Rogers a affiché jeudi un bénéfice de 490 millions de dollars pour son troisième trimestre, en baisse par rapport à celui de 512 millions de la même période l’an dernier, même si ses revenus se sont maintenus au même niveau.

Le géant des télécommunications a précisé que son profit par action avait atteint 94 cents pour le trimestre clos le 30 septembre, en baisse par rapport à celui de 1,01 $ du même trimestre en 2020.

Sur une base ajustée, Rogers a engrangé un bénéfice par action de 1,03 $, en baisse par rapport à celui de 1,08 $ de l’an dernier. Les analystes s’attendaient en moyenne à un bénéfice ajusté par action de 1,02 $, selon les prévisions recueillies par la firme de données financières Refinitiv.

Dans une note à ses clients, Valeurs Mobilières TD a qualifié les résultats de positifs, soulignant que l’augmentation du nombre de nouveaux abonnés au service sans fil et le faible taux de désabonnement avaient largement surpassé les attentes.

Rogers a ajouté 175 000 abonnés à ses services sans fil postpayés, la plus forte augmentation à ce chapitre, pour un troisième trimestre, en 13 ans. La société a également affiché le taux de désabonnement aux services postpayés — un indicateur du nombre de clients qui partent — le plus bas jamais enregistré pour un troisième trimestre.

« Alors que le désordre des discussions au conseil et dans la famille continue de faire les manchettes, les résultats (du troisième trimestre) de Rogers montrent des signes significatifs d’amélioration pour de nombreux paramètres clés », a fait valoir la note de Valeurs Mobilières TD.

« La croissance des revenus des services a également dépassé nos attentes consensuelles, et nous notons que la croissance sur deux ans […] s’est considérablement améliorée. »

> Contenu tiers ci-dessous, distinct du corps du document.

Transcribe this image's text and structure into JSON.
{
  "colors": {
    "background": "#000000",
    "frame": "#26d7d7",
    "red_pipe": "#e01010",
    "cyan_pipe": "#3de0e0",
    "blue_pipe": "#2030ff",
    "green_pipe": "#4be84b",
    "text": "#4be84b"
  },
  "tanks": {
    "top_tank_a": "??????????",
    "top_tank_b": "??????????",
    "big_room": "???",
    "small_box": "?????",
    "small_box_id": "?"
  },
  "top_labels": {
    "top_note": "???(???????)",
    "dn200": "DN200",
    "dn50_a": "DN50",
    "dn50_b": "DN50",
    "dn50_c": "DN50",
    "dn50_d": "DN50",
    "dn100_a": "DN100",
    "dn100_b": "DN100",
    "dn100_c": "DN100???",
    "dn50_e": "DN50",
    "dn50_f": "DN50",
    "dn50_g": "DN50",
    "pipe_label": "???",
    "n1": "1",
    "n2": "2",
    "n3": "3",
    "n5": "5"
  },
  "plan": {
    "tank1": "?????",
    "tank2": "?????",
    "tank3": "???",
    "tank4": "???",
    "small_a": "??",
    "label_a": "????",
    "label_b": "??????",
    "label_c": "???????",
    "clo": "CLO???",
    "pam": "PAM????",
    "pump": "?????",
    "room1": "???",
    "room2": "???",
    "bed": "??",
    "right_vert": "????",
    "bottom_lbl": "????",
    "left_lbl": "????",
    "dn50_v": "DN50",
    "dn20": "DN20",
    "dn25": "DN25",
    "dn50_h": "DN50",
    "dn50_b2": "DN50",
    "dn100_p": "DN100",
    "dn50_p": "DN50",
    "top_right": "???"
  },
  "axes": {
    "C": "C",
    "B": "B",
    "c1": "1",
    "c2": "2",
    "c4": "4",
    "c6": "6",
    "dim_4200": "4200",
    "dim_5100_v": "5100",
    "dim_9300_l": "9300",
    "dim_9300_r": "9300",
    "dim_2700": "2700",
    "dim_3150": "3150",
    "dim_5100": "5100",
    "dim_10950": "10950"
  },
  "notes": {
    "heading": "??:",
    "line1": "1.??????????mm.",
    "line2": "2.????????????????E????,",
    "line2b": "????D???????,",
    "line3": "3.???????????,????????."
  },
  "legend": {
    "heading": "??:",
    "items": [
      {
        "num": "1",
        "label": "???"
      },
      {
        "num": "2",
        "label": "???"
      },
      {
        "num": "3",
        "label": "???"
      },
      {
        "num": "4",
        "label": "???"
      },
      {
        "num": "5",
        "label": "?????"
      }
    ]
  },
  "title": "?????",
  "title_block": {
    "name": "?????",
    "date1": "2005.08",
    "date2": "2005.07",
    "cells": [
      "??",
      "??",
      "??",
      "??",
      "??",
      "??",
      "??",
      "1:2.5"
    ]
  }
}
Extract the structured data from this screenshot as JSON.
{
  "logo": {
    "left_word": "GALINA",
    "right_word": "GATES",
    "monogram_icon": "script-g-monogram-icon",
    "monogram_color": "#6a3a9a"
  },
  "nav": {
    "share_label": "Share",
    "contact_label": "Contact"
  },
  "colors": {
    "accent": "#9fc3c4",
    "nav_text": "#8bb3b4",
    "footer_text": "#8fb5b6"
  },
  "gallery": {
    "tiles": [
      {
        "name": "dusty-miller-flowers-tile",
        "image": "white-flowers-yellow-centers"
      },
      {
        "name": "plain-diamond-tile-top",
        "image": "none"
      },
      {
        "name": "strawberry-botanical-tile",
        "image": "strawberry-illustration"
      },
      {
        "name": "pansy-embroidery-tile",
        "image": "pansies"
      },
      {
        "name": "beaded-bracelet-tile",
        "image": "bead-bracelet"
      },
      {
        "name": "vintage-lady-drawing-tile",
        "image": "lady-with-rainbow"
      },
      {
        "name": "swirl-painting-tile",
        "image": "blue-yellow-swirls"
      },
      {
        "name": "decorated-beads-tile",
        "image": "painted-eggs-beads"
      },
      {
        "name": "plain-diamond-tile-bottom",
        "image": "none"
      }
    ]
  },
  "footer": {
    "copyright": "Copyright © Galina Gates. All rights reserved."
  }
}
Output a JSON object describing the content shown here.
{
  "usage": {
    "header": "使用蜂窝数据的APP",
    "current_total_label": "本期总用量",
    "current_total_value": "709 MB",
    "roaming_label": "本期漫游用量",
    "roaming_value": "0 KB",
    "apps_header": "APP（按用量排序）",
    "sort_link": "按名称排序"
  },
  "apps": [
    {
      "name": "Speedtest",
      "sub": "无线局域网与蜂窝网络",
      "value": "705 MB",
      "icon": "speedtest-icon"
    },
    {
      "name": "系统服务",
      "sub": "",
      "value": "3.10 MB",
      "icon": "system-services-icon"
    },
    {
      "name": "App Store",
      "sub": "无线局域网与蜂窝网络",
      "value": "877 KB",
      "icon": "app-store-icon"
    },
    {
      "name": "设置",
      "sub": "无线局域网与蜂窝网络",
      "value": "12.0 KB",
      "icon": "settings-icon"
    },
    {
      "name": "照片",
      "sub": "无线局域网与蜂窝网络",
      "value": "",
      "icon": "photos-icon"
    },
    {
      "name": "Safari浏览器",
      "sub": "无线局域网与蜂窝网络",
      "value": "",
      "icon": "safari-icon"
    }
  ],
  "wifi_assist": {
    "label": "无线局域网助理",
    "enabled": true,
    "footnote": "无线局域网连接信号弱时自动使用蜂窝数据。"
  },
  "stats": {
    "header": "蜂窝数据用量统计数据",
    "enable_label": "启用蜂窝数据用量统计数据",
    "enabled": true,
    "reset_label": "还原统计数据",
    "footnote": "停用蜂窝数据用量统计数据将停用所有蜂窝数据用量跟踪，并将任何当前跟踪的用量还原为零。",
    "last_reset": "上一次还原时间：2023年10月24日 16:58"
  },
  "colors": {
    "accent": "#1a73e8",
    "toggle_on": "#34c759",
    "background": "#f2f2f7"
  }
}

Les revenus ont totalisé 3,67 milliards, un chiffre d’affaires semblable à celui de l’an dernier, une hausse des revenus pour ses services du sans-fil et de câblodistribution ayant été contrebalancée par une baisse des revenus des médias et de l’équipement sans fil.

Rogers a annoncé plus tôt cette année son intention d’acquérir Shaw Communications dans le cadre d’une transaction évaluée à environ 26 milliards, en incluant la dette de 6 milliards de Shaw. L’acquisition n’a pas encore reçu le feu vert des autorités réglementaires.